Politikus Partai Gerindra itu menuturkan putusan MK bersifat final dan mengikat sehingga tidak bisa ada upaya hukum lainnya. Untuk itu, dia telah menugaskan Direktur Jenderal Peraturan Perundang-undangan Kementerian Hukum untuk mengkaji putusan MK.
Alasannya, meskipun inisiatif membuat perubahan UU Pemilu dan Pilkada diinisiasi oleh DPR, pemerintah tetap harus melakukan persiapan. “Oleh karena itu, nanti Kementerian Dalam Negeri (Kemendagri) juga pasti melakukan persiapan,” ucapnya.

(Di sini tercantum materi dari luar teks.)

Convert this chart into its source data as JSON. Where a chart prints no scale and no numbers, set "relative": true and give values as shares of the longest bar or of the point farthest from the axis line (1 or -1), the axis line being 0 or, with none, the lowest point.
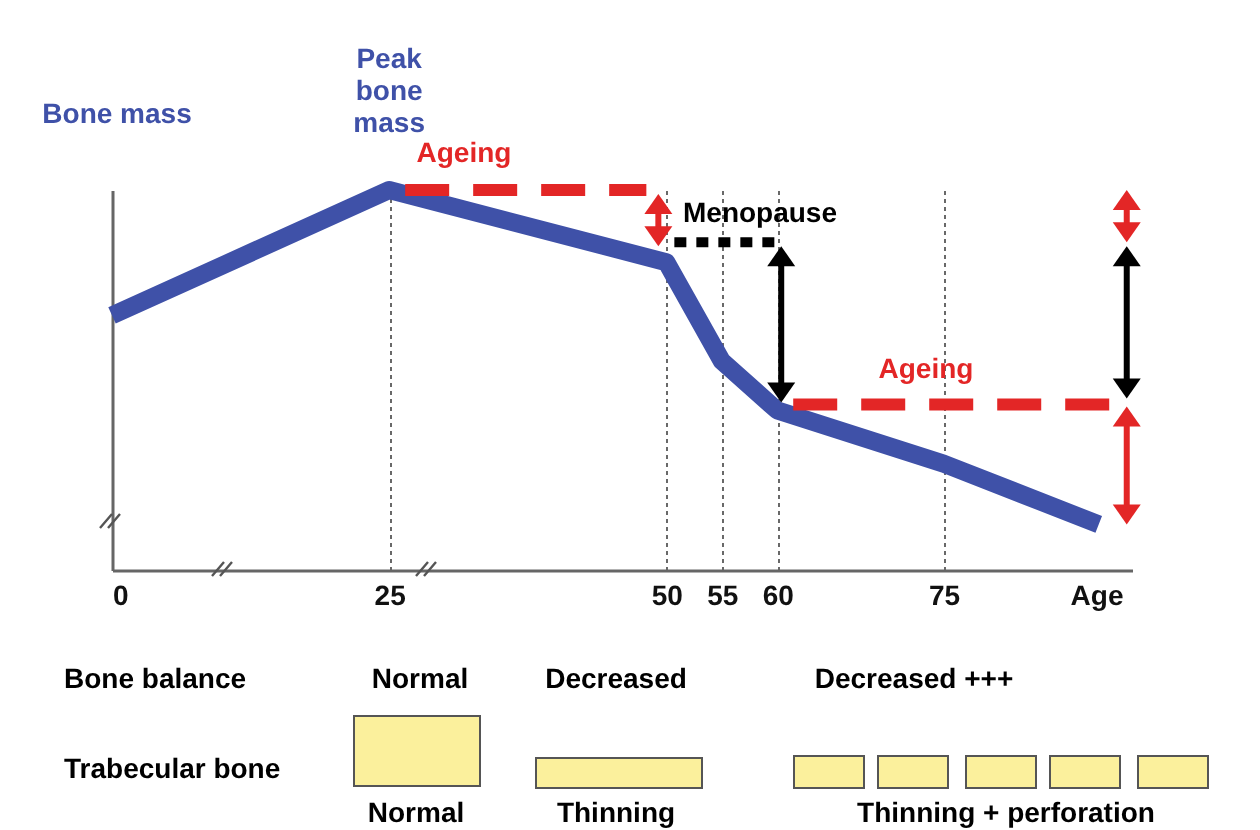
{
  "chart_data": {
    "type": "line",
    "ylabel": "Bone mass",
    "xlabel": "Age",
    "x": [
      0,
      25,
      50,
      55,
      60,
      75,
      89
    ],
    "series": [
      {
        "color": "#3f51a8",
        "values": [
          0.67,
          1,
          0.81,
          0.55,
          0.42,
          0.28,
          0.12
        ]
      }
    ],
    "relative": true,
    "xlim": [
      0,
      92
    ],
    "xticks": [
      0,
      25,
      50,
      55,
      60,
      75
    ],
    "grid": "x",
    "line_style": "solid",
    "marker": "none",
    "annotations": [
      {
        "text": "Peak bone mass",
        "x": 25,
        "y": 1
      },
      "Ageing",
      "Menopause",
      "Ageing",
      "Bone balance",
      "Normal",
      "Decreased",
      "Decreased +++",
      "Trabecular bone",
      "Normal",
      "Thinning",
      "Thinning + perforation"
    ]
  }
}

Supratman menjelaskan MK tidak serta-merta menghapus ambang batas dan memungkinkan semua partai politik bisa mencalonkan presiden. Menurut dia, MK telah memberi ruang kepada pembentuk UU, yakni DPR dan pemerintah, melakukan rekayasa konstitusional dengan mempedomani lima hal.
“Tetapi apakah nanti semua partai politik masing-masing boleh mencalonkan, nah nanti akan dibahas pada revisi UU tentang pemilu, partai politik, maupun pilkada,” tuturnya.
Di sisi lain, meskipun nantinya tidak ada ambang batas presiden, Menkum menekankan calon presiden dan wakil presiden tetap membutuhkan dukungan kuat dari parlemen. Apalagi, kata dia, capres dan cawapres tetap menginginkan programnya bisa mendapatkan dukungan, termasuk pembiayaan dan regulasi, di mana Anggaran Pendapatan dan Belanja Negara disetujui bersama-sama dengan DPR.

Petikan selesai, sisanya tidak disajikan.